Death of 2019 Miss USA Cheslie Kryst sparks mental health conversation

Mental health counselor Muhammad Saah speaks with News 8 on Jan. 31, 2022. (WISH Photo from video)

INDIANAPOLIS (WISH) — Mental health experts say the recent death of former Miss USA Cheslie Kryst shines a light on the need to improve suicide prevention and mental health support.

Authorities haven’t said what led to death.

Suicide is one of the top ten causes of death in the United States, and mental health experts say for many communities of color, two elephants in the room must be addressed: COVID-19 and ongoing issues surrounding social and racial justice.

Kryst’s Miss USA title was a pivotal movement in pageantry as she became one of a few women of color to take home the crown.

“Just to go from the highest of the high to the news yesterday that she committed suicide, it was just heartbreaking,” Renee Larson — a fan of Kryst’s who’s had her own battles with mental health — said.

“You can’t just pray it out for your mental health to be gone away. I’m almost 35 years old and I still have issues that I still see a therapist about,” Larson said.

Access to support or willingness to get support remains an issue in Black and brown communities.

“Keep in mind successful people are people like everyone else,” mental health counselor Muhammad Saahir said.

The National Center for Health Statistics reports a slight uptick in suicides in Native Americans, Alaskans, Black Americans, and Hispanic Americans.

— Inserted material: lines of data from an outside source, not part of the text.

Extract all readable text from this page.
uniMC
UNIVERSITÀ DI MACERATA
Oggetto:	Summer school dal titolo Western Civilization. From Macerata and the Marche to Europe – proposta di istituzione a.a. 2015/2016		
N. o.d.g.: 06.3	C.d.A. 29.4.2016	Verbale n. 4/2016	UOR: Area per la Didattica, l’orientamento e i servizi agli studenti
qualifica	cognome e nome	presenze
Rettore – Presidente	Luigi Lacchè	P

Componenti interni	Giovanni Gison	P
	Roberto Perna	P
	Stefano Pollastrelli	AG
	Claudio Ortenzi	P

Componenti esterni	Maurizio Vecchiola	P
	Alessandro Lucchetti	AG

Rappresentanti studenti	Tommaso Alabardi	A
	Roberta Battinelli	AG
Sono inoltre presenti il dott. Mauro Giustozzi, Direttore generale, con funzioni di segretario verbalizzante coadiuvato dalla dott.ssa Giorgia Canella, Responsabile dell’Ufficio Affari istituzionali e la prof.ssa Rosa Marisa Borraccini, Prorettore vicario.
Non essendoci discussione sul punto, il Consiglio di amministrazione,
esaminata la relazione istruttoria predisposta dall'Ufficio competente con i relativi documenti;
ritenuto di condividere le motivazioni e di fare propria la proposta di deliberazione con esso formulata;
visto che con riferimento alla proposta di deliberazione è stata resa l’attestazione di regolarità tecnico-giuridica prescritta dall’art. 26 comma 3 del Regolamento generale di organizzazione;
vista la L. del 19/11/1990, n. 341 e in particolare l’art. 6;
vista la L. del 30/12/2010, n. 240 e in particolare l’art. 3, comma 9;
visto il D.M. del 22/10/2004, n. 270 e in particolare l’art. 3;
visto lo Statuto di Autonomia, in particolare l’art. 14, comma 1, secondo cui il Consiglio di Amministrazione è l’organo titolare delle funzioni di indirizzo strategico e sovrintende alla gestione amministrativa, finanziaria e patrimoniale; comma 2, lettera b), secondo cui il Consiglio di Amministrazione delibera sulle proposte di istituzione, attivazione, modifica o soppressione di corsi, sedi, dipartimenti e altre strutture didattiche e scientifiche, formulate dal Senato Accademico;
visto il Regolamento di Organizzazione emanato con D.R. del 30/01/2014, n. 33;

“It’s a defense mechanism,” Indianapolis mental health therapist John Lewis said. “You’ll find your people who are always smiling or always laughing, always joking. And it’s a practice. They’ve been doing it for so long it looks easy.”

Both say despite suicide statistics, they see a shift. More Black people — and men in particular — are going to therapy. Some of that is because more men of color are getting into the profession.

“They were all expressive as far as how they felt about having somebody that looked like them, talked like them, understands some of the history and things that they may be going through,” Lewis said.

Saair says it may take a while for things to get better, progress is being made.